Investors should watch for upcoming earnings reports from major retailers. Companies that can grow sales without heavy discounting — or that can protect their margins through cost cuts or premium products — are likely to fare better. Those that rely on promotions to keep traffic flowing may face downgrades, similar to what happened with Papa John's after its CFO exit and weak sales outlook — BofA downgraded the stock on those concerns.

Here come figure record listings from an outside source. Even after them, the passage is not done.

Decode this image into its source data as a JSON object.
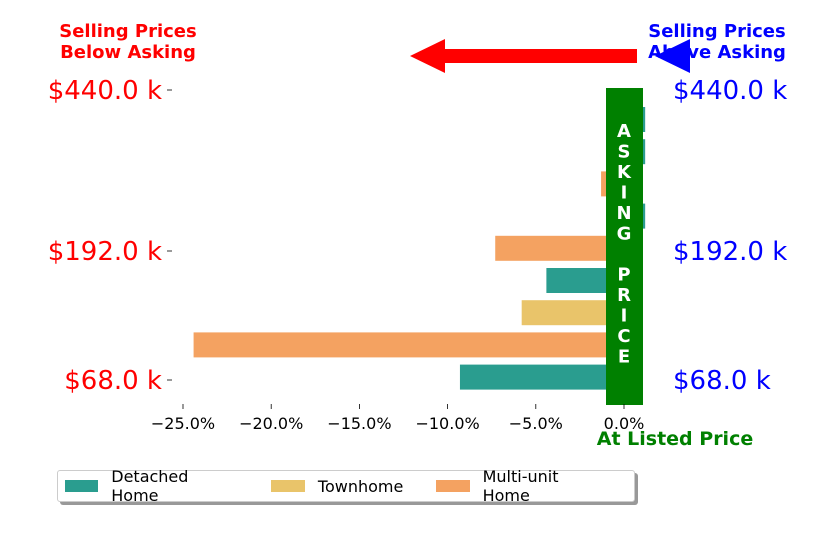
{
  "chart_data": {
    "type": "bar",
    "orientation": "horizontal",
    "header_left": [
      "Selling Prices",
      "Below Asking"
    ],
    "header_right": [
      "Selling Prices",
      "Above Asking"
    ],
    "asking_price_label": "ASKING PRICE",
    "at_listed_label": "At Listed Price",
    "x_ticks": [
      -25,
      -20,
      -15,
      -10,
      -5,
      0
    ],
    "x_tick_labels": [
      "−25.0%",
      "−20.0%",
      "−15.0%",
      "−10.0%",
      "−5.0%",
      "0.0%"
    ],
    "xlim": [
      -25.75,
      1.3
    ],
    "y_tick_labels": [
      "$440.0 k",
      "$192.0 k",
      "$68.0 k"
    ],
    "grid": false,
    "legend_placement": "below",
    "legend": [
      {
        "name": "Detached Home",
        "color": "#2a9d8f"
      },
      {
        "name": "Townhome",
        "color": "#e9c46a"
      },
      {
        "name": "Multi-unit Home",
        "color": "#f4a261"
      }
    ],
    "bars": [
      {
        "type": "Detached Home",
        "value": 1.2
      },
      {
        "type": "Detached Home",
        "value": 1.2
      },
      {
        "type": "Multi-unit Home",
        "value": -1.3
      },
      {
        "type": "Detached Home",
        "value": 1.2
      },
      {
        "type": "Multi-unit Home",
        "value": -7.3
      },
      {
        "type": "Detached Home",
        "value": -4.4
      },
      {
        "type": "Townhome",
        "value": -5.8
      },
      {
        "type": "Multi-unit Home",
        "value": -24.4
      },
      {
        "type": "Detached Home",
        "value": -9.3
      }
    ],
    "colors": {
      "below": "#ff0000",
      "above": "#0000ff",
      "asking": "#008000"
    }
  }
}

The discount-driven sales pattern also ties into broader consumer confidence trends. In Australia, for example, consumer confidence edged up recently, but inflation expectations rose again — a mixed signal that suggests households remain cautious. Similar dynamics are playing out in the US, where wage growth has slowed and pandemic-era savings have largely been depleted.

Looking Ahead

Redbook's weekly data is just one snapshot, but it aligns with other signals that the consumer is becoming more price-sensitive. The back-to-school shopping season, which kicks off in late July and August, will be a critical test. If retailers have to offer even steeper discounts to clear inventory, profit warnings could follow.

For now, the message from the market is clear: sales growth is welcome, but how it is achieved matters just as much. Investors should keep an eye on margins, not just top-line revenue, when evaluating consumer stocks.